Once the Commission determines the norms and makes selection on the conclusion of the competitive examination and submits list of the suitable candidates to the government it should not reopen the selection by lowering down the norms at the instance of the Government. If the practice of revising the result of competitive examination by changing norms is followed there will be confusion and the people will lose faith in the institution of Public Service Commission and the authenticity of selection."

In Maharashtra State Road Transport Corpn. And Ors. v. Rajendra Bhimrao Mandve and Ors. (2001 (10) SCC 51), it was held as under:

"It has been repeatedly held by this Court that the rules of the game, meaning thereby, that the criteria for selection cannot be altered by the authorities concerned in the middle or after the process of selection has commenced. Therefore, the decision of the High Court, to the extent it pronounced upon the invalidity of the circular orders dated 26.6.1996, does not merit acceptance in our hand and the same are set aside."

In Dr. Krushna Chandra Sahu and Ors. v. State of Orissa and Ors. (1995(6) SCC 1), it was held as under:

"34. The Selection Committee does not even have the inherent jurisdiction to lay down the norms for selection nor can such power be assumed by necessary implication. In P.K. Ramachandra Iyer v. Union of India (1984 (2) SCC 141) it was observed: (SCC pp.180-81, para 44) "By necessary inference, there was no such power in the ASRB to add to the required qualifications. If such power is claimed, it has to be explicit and cannot be read by necessary implication for the obvious reason that such deviation from the rules is likely to cause irreparable and irreversible harm."

35. Similarly, in Umesh Chandra Shukla v. Union of India (1985(3) SCC 721) it was observed that the Selection Committee does not possess any inherent power to lay down its own standards in addition to what is prescribed under the Rules. Both these decisions were followed in Durgacharan Misra v. State of Orissa (1987(4) SCC 646) and the limitations of the Selection Committee were pointed out that it had no jurisdiction to prescribe the minimum marks which a candidate had to secure at the viva voce.

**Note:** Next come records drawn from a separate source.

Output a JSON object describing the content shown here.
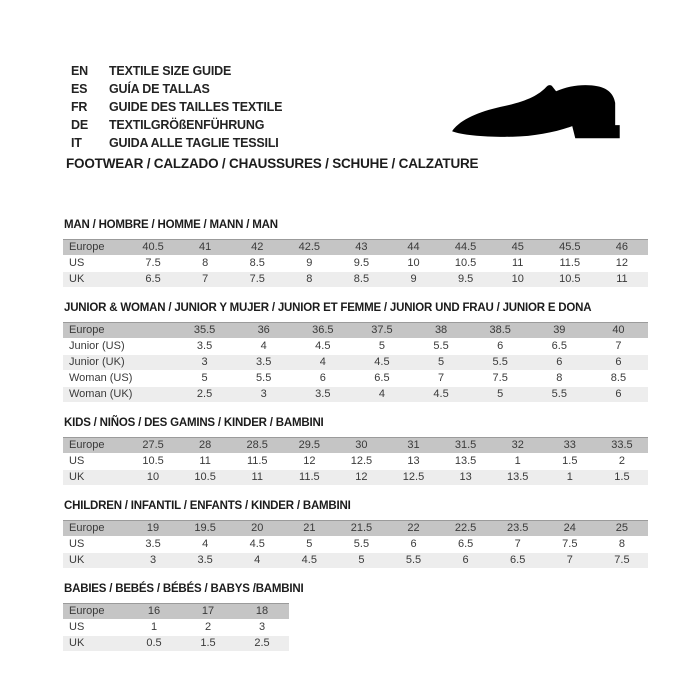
{
  "header": {
    "languages": [
      {
        "code": "EN",
        "label": "TEXTILE SIZE GUIDE"
      },
      {
        "code": "ES",
        "label": "GUÍA DE TALLAS"
      },
      {
        "code": "FR",
        "label": "GUIDE DES TAILLES TEXTILE"
      },
      {
        "code": "DE",
        "label": "TEXTILGRÖßENFÜHRUNG"
      },
      {
        "code": "IT",
        "label": "GUIDA ALLE TAGLIE TESSILI"
      }
    ],
    "category_line": "FOOTWEAR / CALZADO / CHAUSSURES / SCHUHE / CALZATURE",
    "shoe_icon": "shoe-silhouette-icon"
  },
  "tables": [
    {
      "title": "MAN / HOMBRE / HOMME / MANN / MAN",
      "rows": [
        {
          "label": "Europe",
          "values": [
            "40.5",
            "41",
            "42",
            "42.5",
            "43",
            "44",
            "44.5",
            "45",
            "45.5",
            "46"
          ]
        },
        {
          "label": "US",
          "values": [
            "7.5",
            "8",
            "8.5",
            "9",
            "9.5",
            "10",
            "10.5",
            "11",
            "11.5",
            "12"
          ]
        },
        {
          "label": "UK",
          "values": [
            "6.5",
            "7",
            "7.5",
            "8",
            "8.5",
            "9",
            "9.5",
            "10",
            "10.5",
            "11"
          ]
        }
      ]
    },
    {
      "title": "JUNIOR & WOMAN / JUNIOR Y MUJER / JUNIOR ET FEMME / JUNIOR UND FRAU / JUNIOR E DONA",
      "rows": [
        {
          "label": "Europe",
          "values": [
            "35.5",
            "36",
            "36.5",
            "37.5",
            "38",
            "38.5",
            "39",
            "40"
          ]
        },
        {
          "label": "Junior (US)",
          "values": [
            "3.5",
            "4",
            "4.5",
            "5",
            "5.5",
            "6",
            "6.5",
            "7"
          ]
        },
        {
          "label": "Junior (UK)",
          "values": [
            "3",
            "3.5",
            "4",
            "4.5",
            "5",
            "5.5",
            "6",
            "6"
          ]
        },
        {
          "label": "Woman (US)",
          "values": [
            "5",
            "5.5",
            "6",
            "6.5",
            "7",
            "7.5",
            "8",
            "8.5"
          ]
        },
        {
          "label": "Woman (UK)",
          "values": [
            "2.5",
            "3",
            "3.5",
            "4",
            "4.5",
            "5",
            "5.5",
            "6"
          ]
        }
      ]
    },
    {
      "title": "KIDS / NIÑOS / DES GAMINS / KINDER / BAMBINI",
      "rows": [
        {
          "label": "Europe",
          "values": [
            "27.5",
            "28",
            "28.5",
            "29.5",
            "30",
            "31",
            "31.5",
            "32",
            "33",
            "33.5"
          ]
        },
        {
          "label": "US",
          "values": [
            "10.5",
            "11",
            "11.5",
            "12",
            "12.5",
            "13",
            "13.5",
            "1",
            "1.5",
            "2"
          ]
        },
        {
          "label": "UK",
          "values": [
            "10",
            "10.5",
            "11",
            "11.5",
            "12",
            "12.5",
            "13",
            "13.5",
            "1",
            "1.5"
          ]
        }
      ]
    },
    {
      "title": "CHILDREN / INFANTIL / ENFANTS / KINDER / BAMBINI",
      "rows": [
        {
          "label": "Europe",
          "values": [
            "19",
            "19.5",
            "20",
            "21",
            "21.5",
            "22",
            "22.5",
            "23.5",
            "24",
            "25"
          ]
        },
        {
          "label": "US",
          "values": [
            "3.5",
            "4",
            "4.5",
            "5",
            "5.5",
            "6",
            "6.5",
            "7",
            "7.5",
            "8"
          ]
        },
        {
          "label": "UK",
          "values": [
            "3",
            "3.5",
            "4",
            "4.5",
            "5",
            "5.5",
            "6",
            "6.5",
            "7",
            "7.5"
          ]
        }
      ]
    },
    {
      "title": "BABIES / BEBÉS / BÉBÉS / BABYS /BAMBINI",
      "rows": [
        {
          "label": "Europe",
          "values": [
            "16",
            "17",
            "18"
          ]
        },
        {
          "label": "US",
          "values": [
            "1",
            "2",
            "3"
          ]
        },
        {
          "label": "UK",
          "values": [
            "0.5",
            "1.5",
            "2.5"
          ]
        }
      ]
    }
  ],
  "colors": {
    "header_row_bg": "#c5c5c5",
    "header_row_border": "#9b9b9b",
    "alt_row_bg": "#ededed",
    "text": "#3a3a3a",
    "shoe": "#000000"
  }
}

36. It may be pointed out that rule-making function under Article 309 is legislative and not executive as was laid down by this Court in B.S. Yadav v. State of Haryana (1980 Supp SCC 524). For this reason also, the Selection Committee or the Selection Board cannot be held to have jurisdiction to lay down any standard or basis for selection as it would amount to legislating a rule of selection."

The Commission has been given right to freeze any ranking list. The selection from the ranking list from amongst the posts advertised was limited to the cases where the selected candidates had relinquished the selection or who had not joined the duties within the given time and also new requisitions sent by the appointing authority. The Commission did not think it appropriate to make appointment from the new requisitions. The fact that the Commission had directed that fresh advertisements were to be made is clearly indicative of the fact that the Commission did not want the new requisitions were to be filled up by appointing from the ranking list in force. The Tribunal and the High Court were therefore not justified in holding by referring to the amended rule that the fall out vacancies were to be filled up from the ranking list. The fall out vacancies in terms of the amended notification were to be notified in the next recruitment. Case of the applicant all through has been that her claim was relatable to the 14 vacancies indented on 14.4.1997 and in particular the open category. It is not her case that Commission had directed fresh advertisement though it had not freezed the rank list. It is not disputed that there cannot be direction for fresh advertisement unless the rank list is freezed.

The materials placed on record clearly show that before directing fresh advertisement, the Commission had in fact for reasons recorded directed freezing. Unfortunately, the Tribunal did not grant adequate time to the Commission to produce relevant records and the High Court proceeded on erroneous premises that the amended rules applied. Therefore, looked at from any angle, the High Court's judgment affirming Tribunal's judgment cannot be maintained. The same is set aside. The appeal is allowed with no order as to costs.